Enfin l’entrée illuminée de la discothèque. La musique déferle, Claudia est éblouie, un peu étourdie. Vite, elle dépoussière ses sandales.

A l’époque il n’y avait pas d’échographie. On dut expliquer à ses parents ce qu’était la fente labiopalatine, autrement dit le bec-de-lièvre. Serge était né ainsi, avec une malformation inesthétique : agrandissement de la narine gauche, fente de la lèvre et du palais. Il fallut prendre grand soin de ce bébé pas facile à nourrir. Le temps passa et Serge opéré grandit normalement. Enfin, normalement d’un point de vue médical. Il portait sur le visage les traces lointaines de cette anomalie et quelqu’un d’avisé pouvait déceler une légère modification de son parler. La cicatrice qui lui ciselait la lèvre jusqu’au bas du nez était là et lui valut bien des moqueries à l’école. Chacun connaît l’époque cruelle de la douce enfance. Heureusement vint l’époque bénie de la chirurgie esthétique et Serge améliora sensiblement son apparence. Il se sentait mieux et plaisait à quelques filles.

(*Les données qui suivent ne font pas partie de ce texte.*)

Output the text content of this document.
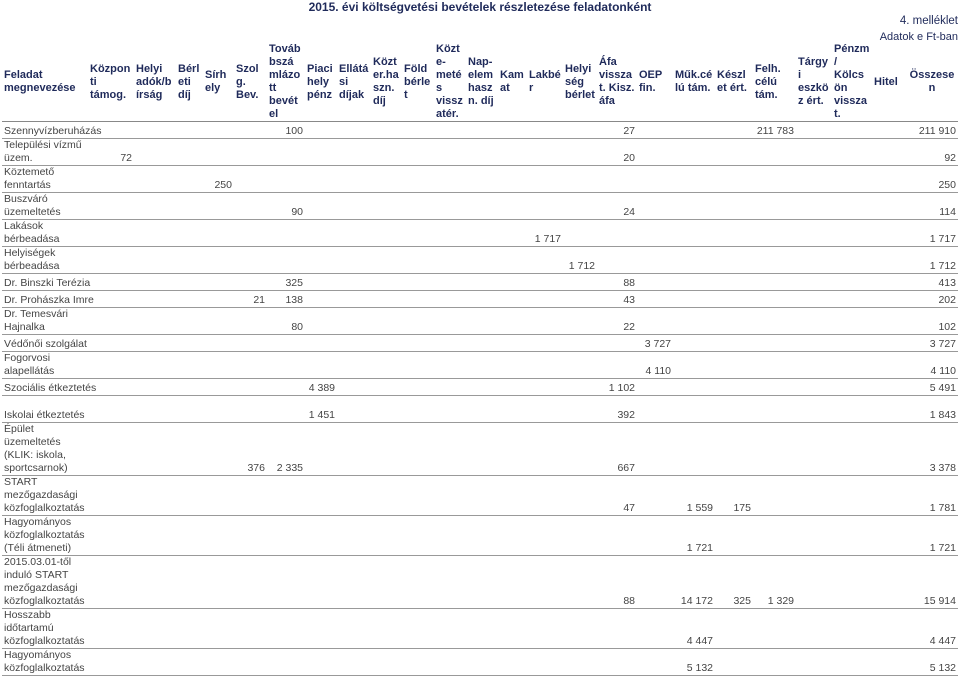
2015. évi költségvetési bevételek részletezése feladatonként
4. melléklet
Adatok e Ft-ban
Feladat megnevezése	Központi támog.	Helyi adók/bírság	Bérleti díj	Sírhely	Szolg. Bev.	Továbbszámlázott bevétel	Piaci helypénz	Ellátási díjak	Közter.haszn.díj	Földbérlet	Közte-metés visszatér.	Nap-elem haszn. díj	Kamat	Lakbér	Helyiség bérlet	Áfa visszat. Kisz. áfa	OEP fin.	Műk.célú tám.	Készlet ért.	Felh. célú tám.	Tárgyi eszköz ért.	Pénzm/ Kölcsön visszat.	Hitel	Összesen
Szennyvízberuházás						100										27				211 783				211 910
Települési vízmű üzem.	72															20								92
Köztemető fenntartás				250																				250
Buszváró üzemeltetés						90										24								114
Lakások bérbeadása														1 717										1 717
Helyiségek bérbeadása															1 712									1 712
Dr. Binszki Terézia						325										88								413
Dr. Prohászka Imre					21	138										43								202
Dr. Temesvári Hajnalka						80										22								102
Védőnői szolgálat																	3 727							3 727
Fogorvosi alapellátás																	4 110							4 110
Szociális étkeztetés							4 389									1 102								5 491
Iskolai étkeztetés							1 451									392								1 843
Épület üzemeltetés (KLIK: iskola, sportcsarnok)					376	2 335										667								3 378
START mezőgazdasági közfoglalkoztatás																47		1 559	175					1 781
Hagyományos közfoglalkoztatás (Téli átmeneti)																		1 721						1 721
2015.03.01-től induló START mezőgazdasági közfoglalkoztatás																88		14 172	325	1 329				15 914
Hosszabb időtartamú közfoglalkoztatás																		4 447						4 447
Hagyományos közfoglalkoztatás																		5 132						5 132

La première avec qui il passa une vraie nuit d’amour travaillait avec lui dans un camp de vacances pour jeunes handicapés. Elle était éducatrice et Serge se demanda une fois l’affaire faite et alors qu’il y repensait si sa décision de coucher avec lui n’avait pas été dictée par sa vocation : s’occuper de ceux que le hasard n’a pas vraiment doté. Enfin, il cessa d’y penser, à quoi bon ? Faire l’amour avec cette fille lui avait plu, d’ailleurs il recommencerait volontiers...
L’occasion se présenta sur le parking de la discothèque, il put conclure plusieurs fois la soirée à l’arrière de sa voiture en bonne compagnie. Certes il se disait que les jeux de lumière y étaient certainement pour quelque chose tout comme les quelques verres d’alcool d’ailleurs... Serge n’avait pas de fiancée.

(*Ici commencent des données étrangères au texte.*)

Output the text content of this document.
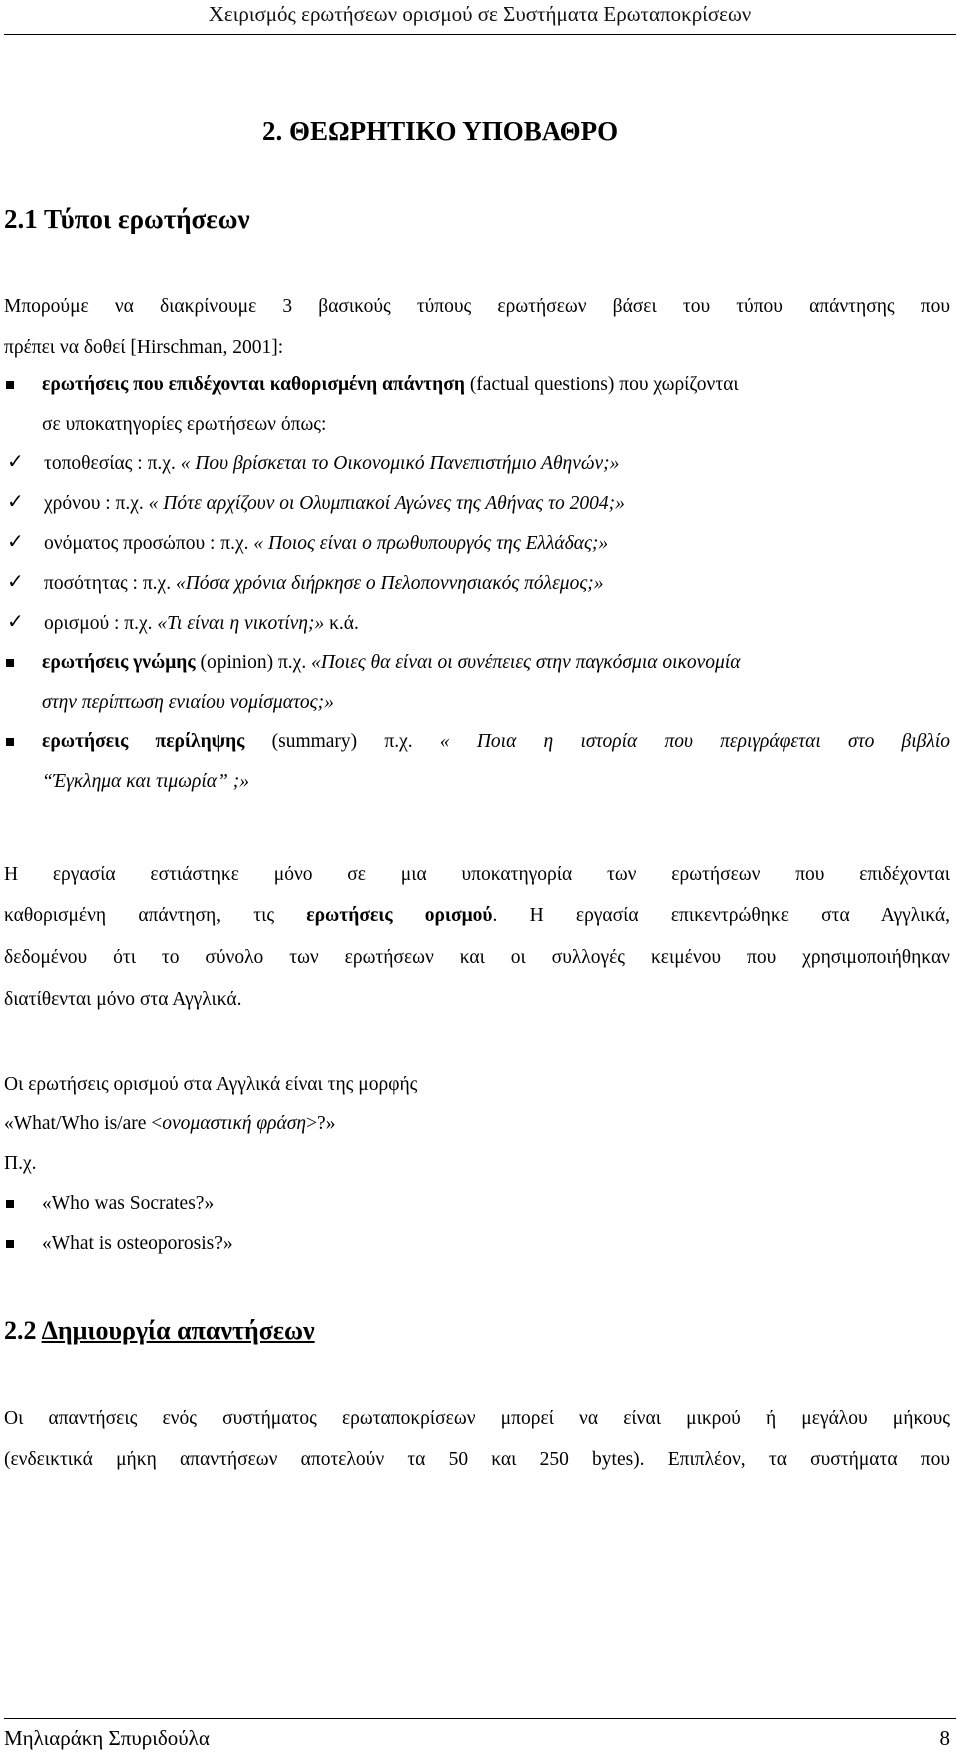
Χειρισμός ερωτήσεων ορισμού σε Συστήματα Ερωταποκρίσεων
2. ΘΕΩΡΗΤΙΚΟ ΥΠΟΒΑΘΡΟ
2.1 Τύποι ερωτήσεων
Μπορούμε να διακρίνουμε 3 βασικούς τύπους ερωτήσεων βάσει του τύπου απάντησης που
πρέπει να δοθεί [Hirschman, 2001]:
ερωτήσεις που επιδέχονται καθορισμένη απάντηση (factual questions) που χωρίζονται
σε υποκατηγορίες ερωτήσεων όπως:
✓ τοποθεσίας : π.χ. « Που βρίσκεται το Οικονομικό Πανεπιστήμιο Αθηνών;»
✓ χρόνου : π.χ. « Πότε αρχίζουν οι Ολυμπιακοί Αγώνες της Αθήνας το 2004;»
✓ ονόματος προσώπου : π.χ. « Ποιος είναι ο πρωθυπουργός της Ελλάδας;»
✓ ποσότητας : π.χ. «Πόσα χρόνια διήρκησε ο Πελοποννησιακός πόλεμος;»
✓ ορισμού : π.χ. «Τι είναι η νικοτίνη;» κ.ά.
ερωτήσεις γνώμης (opinion) π.χ. «Ποιες θα είναι οι συνέπειες στην παγκόσμια οικονομία
στην περίπτωση ενιαίου νομίσματος;»
ερωτήσεις περίληψης (summary) π.χ. « Ποια η ιστορία που περιγράφεται στο βιβλίο
“Έγκλημα και τιμωρία” ;»
Η εργασία εστιάστηκε μόνο σε μια υποκατηγορία των ερωτήσεων που επιδέχονται
καθορισμένη απάντηση, τις ερωτήσεις ορισμού. Η εργασία επικεντρώθηκε στα Αγγλικά,
δεδομένου ότι το σύνολο των ερωτήσεων και οι συλλογές κειμένου που χρησιμοποιήθηκαν
διατίθενται μόνο στα Αγγλικά.
Οι ερωτήσεις ορισμού στα Αγγλικά είναι της μορφής
«What/Who is/are <ονομαστική φράση>?»
Π.χ.
«Who was Socrates?»
«What is osteoporosis?»
2.2 Δημιουργία απαντήσεων
Οι απαντήσεις ενός συστήματος ερωταποκρίσεων μπορεί να είναι μικρού ή μεγάλου μήκους
(ενδεικτικά μήκη απαντήσεων αποτελούν τα 50 και 250 bytes). Επιπλέον, τα συστήματα που
Μηλιαράκη Σπυριδούλα	8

Il restait l’éternel célibataire sympathique et disponible que l’on continuait à inviter. Lors d’un repas chez des amis il fit la connaissance d’un autre célibataire sympathique et disponible tout comme lui. Ils échangèrent leurs impressions sur la vie à un... Patrick lui dit qu’il partirait à Cuba dès l’été car là-bas les nanas tombent du ciel et t’as qu’à choisir, incroyable. Cette idée choqua un peu Serge mais il écouta patiemment les arguments. D’abord elles sont jolies, vraiment mignonnes comme tout, elles te cassent par les pieds, ce qui compte c’est rigoler, sortir, boire et crois-moi elles sont chaudes. En plus bien sûr tu les aides car elles n’ont pas un rond. Donc c’est bénéf. pour tout le monde, toi tu passes des vacances à baiser et la nana des vacances de rêve. Entente mutuelle quoi...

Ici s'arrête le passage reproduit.